How much of the total U.S. oil and gas resource is completely inaccessible without this technology? According to the American Petroleum Institute, 30% of U.S. oil and gas reserves are accessible only via hydraulic fracturing. This enormous amount of life supporting energy, feedstock for fertilizers, plastics, synthetics, disinfectants, and the myriad of petrochemical products would all be made more rare and expensive by the stroke of the legislative pen.

It is estimated that 95% of recent oil and gas wells are hydraulically fractured. This is how critical this technology is to the industry, and by extension to every living person. The economic cost of banning hydraulic fracturing would be more than debilitating to the U.S. and to the world. Energy is the fundamental material driver of civilization, and to handicap people by removing their means of accessing it would be crippling.

The photo above shows the site of the first commercial hydraulic fracture in 1949, with an experimental frac job happening even earlier, in 1947.  Two million separate simulations later—executed while maintaining ground water purity—the technology has proven itself. Individuals who have labored their entire lives to master the higher mathematics, physics, geology, chemistry and related sciences are on hand to explain how and why it works. Yet politicians, lobbyists and laypeople propose a ban on technology they expend no effort to understand. Based on what criteria then, do they ask that it be “evaluated” and “better understood”?

Evidently, politicians will decide whether to permit its future use based on considerations of their political ambitions or ideology. Science will not be the method of their decision-making.

Perhaps this suggests one reason why the oil and gas industry has not defended itself as rigorously as it could. With science on their side—sixty years of research and results, plus a graphic scenario of just how much the end of fracturing would cripple all of us who rely on energy to live—those in the know cannot imagine an out-right ban of something so vital.

Let’s imagine how this must sound to an engineer who has spent an entire career fracturing wells around the county she lives in.

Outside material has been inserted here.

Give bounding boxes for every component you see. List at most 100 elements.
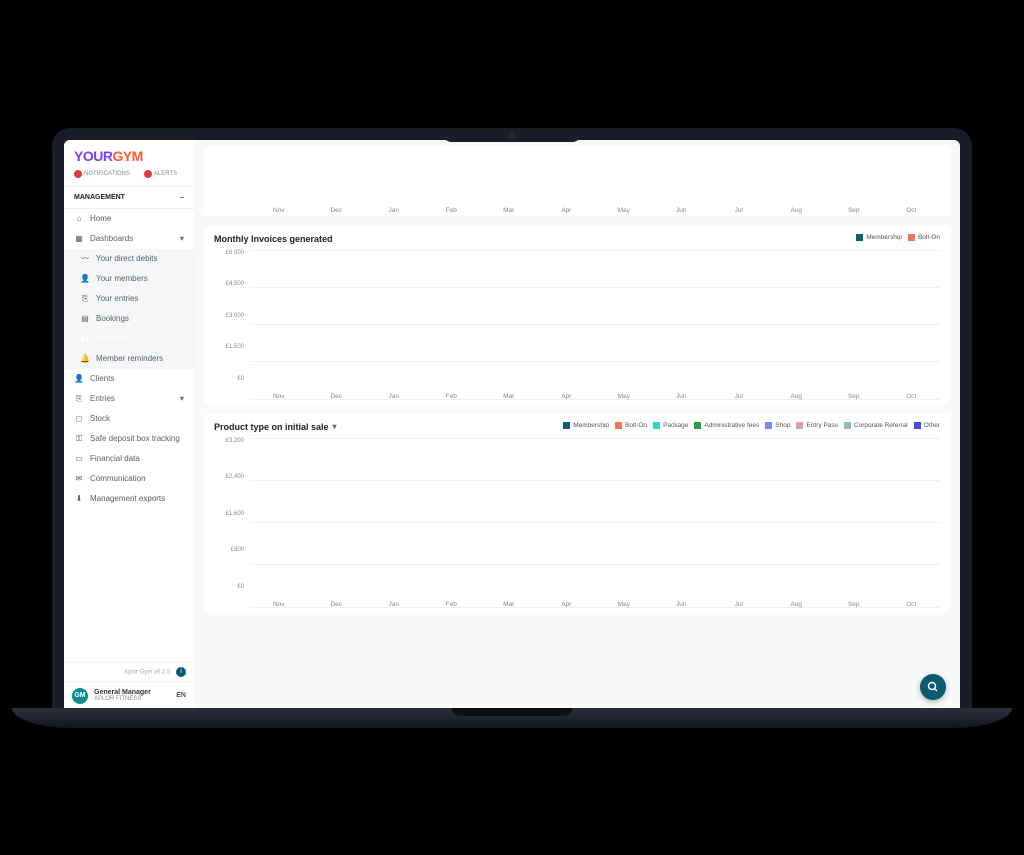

She has raised her children in the area, irrigated her land, nourished her animals and loved ones with well water sourced from this same land. For an entire career, her hours of mental and physical exertions have gone into using fracturing to produce oil and gas, which every person has used to benefit their lives.

People who light, heat and cool their homes, drive their kids to school, grow food with petroleum-based fertilizers, till with diesel powered tractors, and fly around the world all use the energy she helped to produce. But instead of being hailed as someone who has lived virtuously by producing all of this good, she is vilified and accused of being a despoiler of the earth. She’s contemptuously discounted as being “Big Oil.” To her this would sound like the most absurd and vicious slander; is it any wonder she does not speak out against it? How exhausting would it be to produce energy for people by day, and then defend your work to them at night? Thankfully, fracturing engineers choose to continue their work producing energy for everyone who uses it, regardless of whether those who live off their production are grateful or not.

This technology is integral to the energy industry. To not understand just how integral yet demand the banning of it, is as unreasonable as removing the hammer from the carpenter’s hand. We remove hydraulic fracturing from the energy picture at our peril.